At noon on Martin Luther King Jr. Day (Jan. 17), advocates with Next100, civil rights and criminal justice groups, and formerly incarcerated New Yorkers will host a virtual event to launch a campaign: #FixThe13thNY, which aims to abolish forced labor and improve wages and working conditions for people incarcerated in New York State.
The campaign is led by prominent criminal justice advocate Vidal Guzman, a Policy Entrepreneur at the Next100 think tank, who was one of the founding members of the #CLOSErikers campaign. Formerly incarcerated, Guzman is one of thousands of—predominantly Black and Latinx—New Yorkers forced to work while in prison for the shameful minimum wage of as little as $0.16/hour.

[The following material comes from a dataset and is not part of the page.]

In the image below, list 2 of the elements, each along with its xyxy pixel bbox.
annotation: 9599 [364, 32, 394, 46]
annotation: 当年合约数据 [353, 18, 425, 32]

“Too many people who are incarcerated are forced to work, which is allowed by a loophole within the 13th Amendment that abolished slavery except ‘as a punishment for crime,'” Next100 said in a statement. “The #FixThe13thNY campaign will push the State Assembly and Senate to pass legislation to prohibit forced labor in prison, as well as enact other minimum wage and worker protections for incarcerated New Yorkers.”
This event is co-sponsored by Next100, The Policing and Social Justice Project at Brooklyn College, a Little Piece Of Light, the Correctional Association of New York, and Exodus Transitional Community.